Samsung has a new "8-Point Battery Safety Check" process in tow, aiming to avoid future issues like the Galaxy Note 7 disaster.
The Samsung Galaxy Note 7 launched as an impressive flagship with top-notch specs, but it soon turned out to be a massive liability because of its exploding battery. Samsung was forced to recall the product, assess the issue, relaunch the device with a different battery, and recall it again because the new battery was still not safe.
After two Galaxy Note 7 recalls over exploding batteries, Samsung found itself in a really difficult position. The company conducted extensive investigations into the matter and it just released the official results of the Galaxy Note 7 probe, pointing at two different flaws that caused the explosions leading to the two Galaxy Note 7 recalls.

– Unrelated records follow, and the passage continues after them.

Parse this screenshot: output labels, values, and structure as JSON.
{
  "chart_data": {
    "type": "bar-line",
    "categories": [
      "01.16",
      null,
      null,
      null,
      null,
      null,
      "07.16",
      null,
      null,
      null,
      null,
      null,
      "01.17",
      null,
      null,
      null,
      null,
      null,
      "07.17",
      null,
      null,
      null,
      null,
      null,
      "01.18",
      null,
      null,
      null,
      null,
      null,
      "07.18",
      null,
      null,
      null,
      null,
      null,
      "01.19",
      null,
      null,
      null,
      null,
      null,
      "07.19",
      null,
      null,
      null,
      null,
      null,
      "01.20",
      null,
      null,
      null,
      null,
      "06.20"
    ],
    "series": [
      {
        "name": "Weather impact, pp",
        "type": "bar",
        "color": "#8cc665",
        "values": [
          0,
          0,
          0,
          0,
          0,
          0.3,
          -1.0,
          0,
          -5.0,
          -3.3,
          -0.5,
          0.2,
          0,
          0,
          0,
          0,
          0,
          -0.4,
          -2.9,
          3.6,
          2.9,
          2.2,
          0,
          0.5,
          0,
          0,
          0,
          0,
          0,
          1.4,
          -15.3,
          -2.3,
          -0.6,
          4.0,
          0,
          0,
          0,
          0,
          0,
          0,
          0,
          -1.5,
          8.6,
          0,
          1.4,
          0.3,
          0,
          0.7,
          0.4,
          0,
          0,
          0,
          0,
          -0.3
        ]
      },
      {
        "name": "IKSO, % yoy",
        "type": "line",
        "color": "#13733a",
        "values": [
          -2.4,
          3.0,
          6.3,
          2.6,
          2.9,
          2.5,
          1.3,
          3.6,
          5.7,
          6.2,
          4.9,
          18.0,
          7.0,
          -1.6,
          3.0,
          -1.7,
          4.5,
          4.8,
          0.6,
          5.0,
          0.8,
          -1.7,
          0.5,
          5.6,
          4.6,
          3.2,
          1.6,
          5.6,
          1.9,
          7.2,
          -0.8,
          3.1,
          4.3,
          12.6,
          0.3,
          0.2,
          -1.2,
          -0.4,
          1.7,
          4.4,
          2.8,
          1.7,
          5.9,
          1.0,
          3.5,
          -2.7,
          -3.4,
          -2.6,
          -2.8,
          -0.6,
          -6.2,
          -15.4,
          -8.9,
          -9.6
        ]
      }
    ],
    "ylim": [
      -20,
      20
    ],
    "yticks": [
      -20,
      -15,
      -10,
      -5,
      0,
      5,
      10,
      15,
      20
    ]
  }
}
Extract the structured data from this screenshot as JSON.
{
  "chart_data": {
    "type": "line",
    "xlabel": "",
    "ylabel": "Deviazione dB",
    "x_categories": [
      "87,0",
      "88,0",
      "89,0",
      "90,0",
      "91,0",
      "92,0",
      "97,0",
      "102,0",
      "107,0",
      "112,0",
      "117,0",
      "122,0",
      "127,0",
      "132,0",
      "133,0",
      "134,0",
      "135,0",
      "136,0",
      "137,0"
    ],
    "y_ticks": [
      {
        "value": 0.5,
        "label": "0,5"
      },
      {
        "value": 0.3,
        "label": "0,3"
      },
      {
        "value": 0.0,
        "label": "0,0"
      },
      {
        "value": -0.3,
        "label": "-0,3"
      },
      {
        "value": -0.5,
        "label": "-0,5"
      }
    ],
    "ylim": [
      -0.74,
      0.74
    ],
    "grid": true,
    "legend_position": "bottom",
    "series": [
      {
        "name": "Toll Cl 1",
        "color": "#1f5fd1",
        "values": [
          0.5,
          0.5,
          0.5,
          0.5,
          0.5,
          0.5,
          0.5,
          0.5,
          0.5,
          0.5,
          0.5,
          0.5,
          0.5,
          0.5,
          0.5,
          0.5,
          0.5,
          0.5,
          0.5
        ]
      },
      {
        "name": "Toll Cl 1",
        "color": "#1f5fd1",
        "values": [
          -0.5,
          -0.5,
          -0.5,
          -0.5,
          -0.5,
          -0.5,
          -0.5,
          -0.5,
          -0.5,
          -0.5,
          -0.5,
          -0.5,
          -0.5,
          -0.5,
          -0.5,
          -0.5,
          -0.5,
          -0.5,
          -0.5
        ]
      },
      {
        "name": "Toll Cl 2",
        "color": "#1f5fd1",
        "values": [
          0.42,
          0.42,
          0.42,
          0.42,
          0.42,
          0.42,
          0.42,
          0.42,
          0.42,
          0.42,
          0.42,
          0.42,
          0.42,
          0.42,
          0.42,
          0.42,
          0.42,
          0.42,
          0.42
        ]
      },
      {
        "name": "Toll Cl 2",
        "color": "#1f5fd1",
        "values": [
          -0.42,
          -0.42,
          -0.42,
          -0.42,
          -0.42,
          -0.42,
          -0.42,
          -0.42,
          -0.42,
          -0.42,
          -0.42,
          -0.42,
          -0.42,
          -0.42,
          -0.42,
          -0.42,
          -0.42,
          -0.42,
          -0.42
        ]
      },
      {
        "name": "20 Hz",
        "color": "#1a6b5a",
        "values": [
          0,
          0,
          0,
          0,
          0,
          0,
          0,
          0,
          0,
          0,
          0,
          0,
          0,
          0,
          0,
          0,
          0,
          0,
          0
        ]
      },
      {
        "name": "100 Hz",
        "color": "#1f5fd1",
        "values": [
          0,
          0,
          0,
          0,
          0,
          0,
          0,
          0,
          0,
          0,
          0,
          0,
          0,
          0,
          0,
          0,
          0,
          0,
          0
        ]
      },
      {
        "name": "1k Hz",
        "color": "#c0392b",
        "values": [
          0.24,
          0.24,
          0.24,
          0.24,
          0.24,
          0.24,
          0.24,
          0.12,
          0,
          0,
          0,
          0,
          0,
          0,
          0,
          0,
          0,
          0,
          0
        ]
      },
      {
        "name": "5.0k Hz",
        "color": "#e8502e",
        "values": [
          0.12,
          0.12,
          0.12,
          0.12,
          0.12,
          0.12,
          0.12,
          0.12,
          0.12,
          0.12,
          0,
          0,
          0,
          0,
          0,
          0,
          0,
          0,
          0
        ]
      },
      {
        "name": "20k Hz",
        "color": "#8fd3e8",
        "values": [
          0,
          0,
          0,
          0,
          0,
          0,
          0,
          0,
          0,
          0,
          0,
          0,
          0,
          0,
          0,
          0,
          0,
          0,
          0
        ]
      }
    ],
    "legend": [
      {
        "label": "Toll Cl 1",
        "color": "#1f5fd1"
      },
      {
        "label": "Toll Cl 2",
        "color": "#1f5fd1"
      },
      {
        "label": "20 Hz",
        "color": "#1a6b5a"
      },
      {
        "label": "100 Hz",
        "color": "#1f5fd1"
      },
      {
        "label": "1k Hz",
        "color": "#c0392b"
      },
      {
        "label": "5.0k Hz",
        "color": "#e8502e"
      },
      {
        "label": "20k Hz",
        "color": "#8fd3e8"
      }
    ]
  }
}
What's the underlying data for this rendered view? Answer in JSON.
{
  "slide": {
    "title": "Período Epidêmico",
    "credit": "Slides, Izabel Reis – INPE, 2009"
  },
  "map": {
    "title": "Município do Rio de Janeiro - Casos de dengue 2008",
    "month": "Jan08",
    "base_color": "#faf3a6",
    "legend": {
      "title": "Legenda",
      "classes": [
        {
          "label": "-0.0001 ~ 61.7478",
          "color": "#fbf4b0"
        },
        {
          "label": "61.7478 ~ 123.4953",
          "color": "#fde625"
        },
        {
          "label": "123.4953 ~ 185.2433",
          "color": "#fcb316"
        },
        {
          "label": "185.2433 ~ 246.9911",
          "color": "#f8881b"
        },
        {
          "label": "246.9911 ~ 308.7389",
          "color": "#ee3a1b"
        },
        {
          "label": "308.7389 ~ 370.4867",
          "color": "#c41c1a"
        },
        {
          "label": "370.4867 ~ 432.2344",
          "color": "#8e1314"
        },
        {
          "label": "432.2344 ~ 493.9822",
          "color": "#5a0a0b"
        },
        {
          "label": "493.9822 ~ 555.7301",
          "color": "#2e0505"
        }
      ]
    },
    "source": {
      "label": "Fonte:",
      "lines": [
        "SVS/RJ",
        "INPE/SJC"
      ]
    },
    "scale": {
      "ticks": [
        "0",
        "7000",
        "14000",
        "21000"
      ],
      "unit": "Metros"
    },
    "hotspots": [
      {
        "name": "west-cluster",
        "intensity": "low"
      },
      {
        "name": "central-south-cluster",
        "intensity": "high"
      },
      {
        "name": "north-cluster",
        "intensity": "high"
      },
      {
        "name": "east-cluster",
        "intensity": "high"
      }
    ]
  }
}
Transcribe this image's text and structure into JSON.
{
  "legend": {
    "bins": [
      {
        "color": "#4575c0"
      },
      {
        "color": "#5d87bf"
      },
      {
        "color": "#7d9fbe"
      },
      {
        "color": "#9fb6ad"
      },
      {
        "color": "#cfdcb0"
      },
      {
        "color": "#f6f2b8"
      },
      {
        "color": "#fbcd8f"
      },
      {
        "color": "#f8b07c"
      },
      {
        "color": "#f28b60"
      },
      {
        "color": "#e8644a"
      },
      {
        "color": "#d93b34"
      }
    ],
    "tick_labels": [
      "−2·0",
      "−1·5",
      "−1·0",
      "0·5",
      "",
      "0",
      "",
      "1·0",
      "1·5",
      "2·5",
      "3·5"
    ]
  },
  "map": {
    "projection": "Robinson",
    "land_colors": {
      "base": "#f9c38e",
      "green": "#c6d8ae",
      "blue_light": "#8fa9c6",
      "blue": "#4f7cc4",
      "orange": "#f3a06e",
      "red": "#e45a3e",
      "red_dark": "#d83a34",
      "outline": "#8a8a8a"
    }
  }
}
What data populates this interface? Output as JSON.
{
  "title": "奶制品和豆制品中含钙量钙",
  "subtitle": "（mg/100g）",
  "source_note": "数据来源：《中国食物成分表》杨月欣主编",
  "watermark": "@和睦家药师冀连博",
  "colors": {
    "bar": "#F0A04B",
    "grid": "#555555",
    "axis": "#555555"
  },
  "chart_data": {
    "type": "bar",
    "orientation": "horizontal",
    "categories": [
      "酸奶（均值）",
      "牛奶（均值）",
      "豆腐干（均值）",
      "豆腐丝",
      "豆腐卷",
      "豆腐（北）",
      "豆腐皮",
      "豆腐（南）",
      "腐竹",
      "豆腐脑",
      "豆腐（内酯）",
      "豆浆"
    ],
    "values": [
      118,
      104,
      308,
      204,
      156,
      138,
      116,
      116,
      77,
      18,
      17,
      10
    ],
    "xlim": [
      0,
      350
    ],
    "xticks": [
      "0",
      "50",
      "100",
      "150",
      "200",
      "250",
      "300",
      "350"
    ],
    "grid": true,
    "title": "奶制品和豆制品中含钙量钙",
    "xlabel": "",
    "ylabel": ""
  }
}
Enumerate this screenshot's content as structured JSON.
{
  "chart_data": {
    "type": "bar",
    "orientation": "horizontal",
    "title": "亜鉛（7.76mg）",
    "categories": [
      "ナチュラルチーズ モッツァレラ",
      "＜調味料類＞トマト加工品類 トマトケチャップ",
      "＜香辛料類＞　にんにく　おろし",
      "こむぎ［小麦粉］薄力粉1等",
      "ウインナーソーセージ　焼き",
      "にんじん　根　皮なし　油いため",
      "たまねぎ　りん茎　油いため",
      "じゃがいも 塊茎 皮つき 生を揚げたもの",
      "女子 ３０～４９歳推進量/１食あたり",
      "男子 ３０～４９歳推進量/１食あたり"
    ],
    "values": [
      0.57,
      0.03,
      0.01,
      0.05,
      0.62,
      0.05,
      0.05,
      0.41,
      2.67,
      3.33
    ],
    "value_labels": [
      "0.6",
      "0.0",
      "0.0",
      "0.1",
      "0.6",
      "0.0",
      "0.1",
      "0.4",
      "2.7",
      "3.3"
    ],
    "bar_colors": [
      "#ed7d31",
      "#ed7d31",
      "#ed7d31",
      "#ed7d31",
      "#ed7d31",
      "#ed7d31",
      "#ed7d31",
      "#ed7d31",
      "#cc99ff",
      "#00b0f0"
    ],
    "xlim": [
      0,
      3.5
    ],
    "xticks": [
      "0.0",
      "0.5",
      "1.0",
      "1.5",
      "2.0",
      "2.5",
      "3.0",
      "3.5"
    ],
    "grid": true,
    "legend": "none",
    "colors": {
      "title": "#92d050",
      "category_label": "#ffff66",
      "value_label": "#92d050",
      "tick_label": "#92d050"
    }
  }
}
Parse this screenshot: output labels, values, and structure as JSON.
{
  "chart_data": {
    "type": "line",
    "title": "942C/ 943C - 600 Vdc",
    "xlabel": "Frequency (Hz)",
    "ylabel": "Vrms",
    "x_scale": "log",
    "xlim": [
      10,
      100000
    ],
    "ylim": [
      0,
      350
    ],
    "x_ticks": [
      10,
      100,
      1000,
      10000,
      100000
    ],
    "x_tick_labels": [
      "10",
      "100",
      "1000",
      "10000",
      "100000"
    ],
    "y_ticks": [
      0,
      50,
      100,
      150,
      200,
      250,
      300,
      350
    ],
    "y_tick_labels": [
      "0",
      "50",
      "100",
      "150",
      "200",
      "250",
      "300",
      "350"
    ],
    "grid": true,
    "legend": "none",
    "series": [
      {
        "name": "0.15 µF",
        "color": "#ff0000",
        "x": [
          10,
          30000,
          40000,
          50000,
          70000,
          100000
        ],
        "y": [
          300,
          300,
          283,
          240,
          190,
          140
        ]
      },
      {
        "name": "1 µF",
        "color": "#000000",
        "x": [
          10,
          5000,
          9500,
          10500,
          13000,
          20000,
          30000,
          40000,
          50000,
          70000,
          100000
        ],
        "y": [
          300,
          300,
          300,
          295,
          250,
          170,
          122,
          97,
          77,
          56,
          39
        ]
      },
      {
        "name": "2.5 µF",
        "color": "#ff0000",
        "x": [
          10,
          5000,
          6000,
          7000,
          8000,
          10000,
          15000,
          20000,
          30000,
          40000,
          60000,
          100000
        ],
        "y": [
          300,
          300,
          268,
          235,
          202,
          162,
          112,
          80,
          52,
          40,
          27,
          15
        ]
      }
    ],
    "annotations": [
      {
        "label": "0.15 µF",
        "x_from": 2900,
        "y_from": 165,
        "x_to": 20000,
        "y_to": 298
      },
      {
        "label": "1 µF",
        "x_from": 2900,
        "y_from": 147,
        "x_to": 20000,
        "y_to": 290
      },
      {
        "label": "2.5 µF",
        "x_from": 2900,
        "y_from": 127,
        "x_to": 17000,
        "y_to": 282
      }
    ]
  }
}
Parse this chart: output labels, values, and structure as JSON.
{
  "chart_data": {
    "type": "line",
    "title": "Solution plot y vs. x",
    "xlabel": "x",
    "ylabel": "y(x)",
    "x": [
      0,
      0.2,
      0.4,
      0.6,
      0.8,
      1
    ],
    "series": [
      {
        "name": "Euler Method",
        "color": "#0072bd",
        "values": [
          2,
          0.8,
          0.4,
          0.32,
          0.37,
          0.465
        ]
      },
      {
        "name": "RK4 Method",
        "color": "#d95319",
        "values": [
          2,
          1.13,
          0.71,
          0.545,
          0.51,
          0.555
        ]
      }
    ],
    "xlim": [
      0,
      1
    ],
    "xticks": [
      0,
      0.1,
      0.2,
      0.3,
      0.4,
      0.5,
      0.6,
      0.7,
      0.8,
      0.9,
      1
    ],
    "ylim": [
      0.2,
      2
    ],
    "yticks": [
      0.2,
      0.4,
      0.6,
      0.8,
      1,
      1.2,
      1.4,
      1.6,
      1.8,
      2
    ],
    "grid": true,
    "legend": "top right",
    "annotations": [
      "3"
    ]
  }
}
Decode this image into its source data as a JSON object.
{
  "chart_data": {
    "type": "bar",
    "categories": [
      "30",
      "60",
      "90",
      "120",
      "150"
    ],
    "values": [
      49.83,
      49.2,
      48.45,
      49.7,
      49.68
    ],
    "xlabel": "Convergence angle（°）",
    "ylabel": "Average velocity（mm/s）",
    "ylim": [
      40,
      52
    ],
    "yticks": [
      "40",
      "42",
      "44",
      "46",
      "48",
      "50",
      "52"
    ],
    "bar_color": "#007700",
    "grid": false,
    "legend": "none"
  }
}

Reassessing The Manufacturing Process
The whole Galaxy Note 7 fiasco prompted Samsung to reassess the manufacturing process to ensure that its future devices are safe and the company has now come up with the 8-Point Battery Safety Check.
The new process aims to ensure the safety and reliability of Samsung devices and it entails a more rigorous set of battery tests and inspections.
Samsung 8-Point Battery Safety Check
"Since the Galaxy Note 7 recall, we've re-assessed every step of the smartphone manufacturing process and developed the 8-Point Battery Safety Check," says Samsung. "It involves putting our batteries through extreme testing, inside and out, followed by careful inspection by X-ray and the human eye. We are making a stronger commitment to safer devices."
As part of this more rigorous testing process, Samsung will first conduct a durability test, pushing the battery to its limits to see how much it can endure. This includes overcharging the battery, puncturing it with a nail, and subjecting it to extreme temperatures.
The company will also conduct a visual inspection as well as X-ray the batteries so that Samsung engineers can find any potential abnormalities within the units. Samsung will also charge and discharge the batteries repeatedly, on a large scale, and conduct a Total Volatile Organic Compound test to further check the batteries' endurance.
Next up, company engineers will disassemble the battery units to assess their quality, including the state of the battery tab welding and insulation tape - two essential parts of a safe battery.
To simulate accelerated usage by device owners, the company will conduct an intensive test to see how the batteries fare. Lastly, a Delta Open Circuit Voltage test will check if there's any change in the batteries' voltage all throughout the manufacturing process, from the moment they hit assembly lines until the final product is made.
The more thorough 8-Point Battery Safety Check should ensure that the Samsung Galaxy S8 and other future Samsung devices don't pose the same safety threats as the ill-fated Galaxy Note 7.
That said, a Samsung executive confirmed that the Galaxy S8 will not make its debut at the Mobile World Congress 2017 event that takes place in late February-early March in Barcelona. Earlier rumors suggested as much, indicating that the Galaxy S8 would hit the scene in April.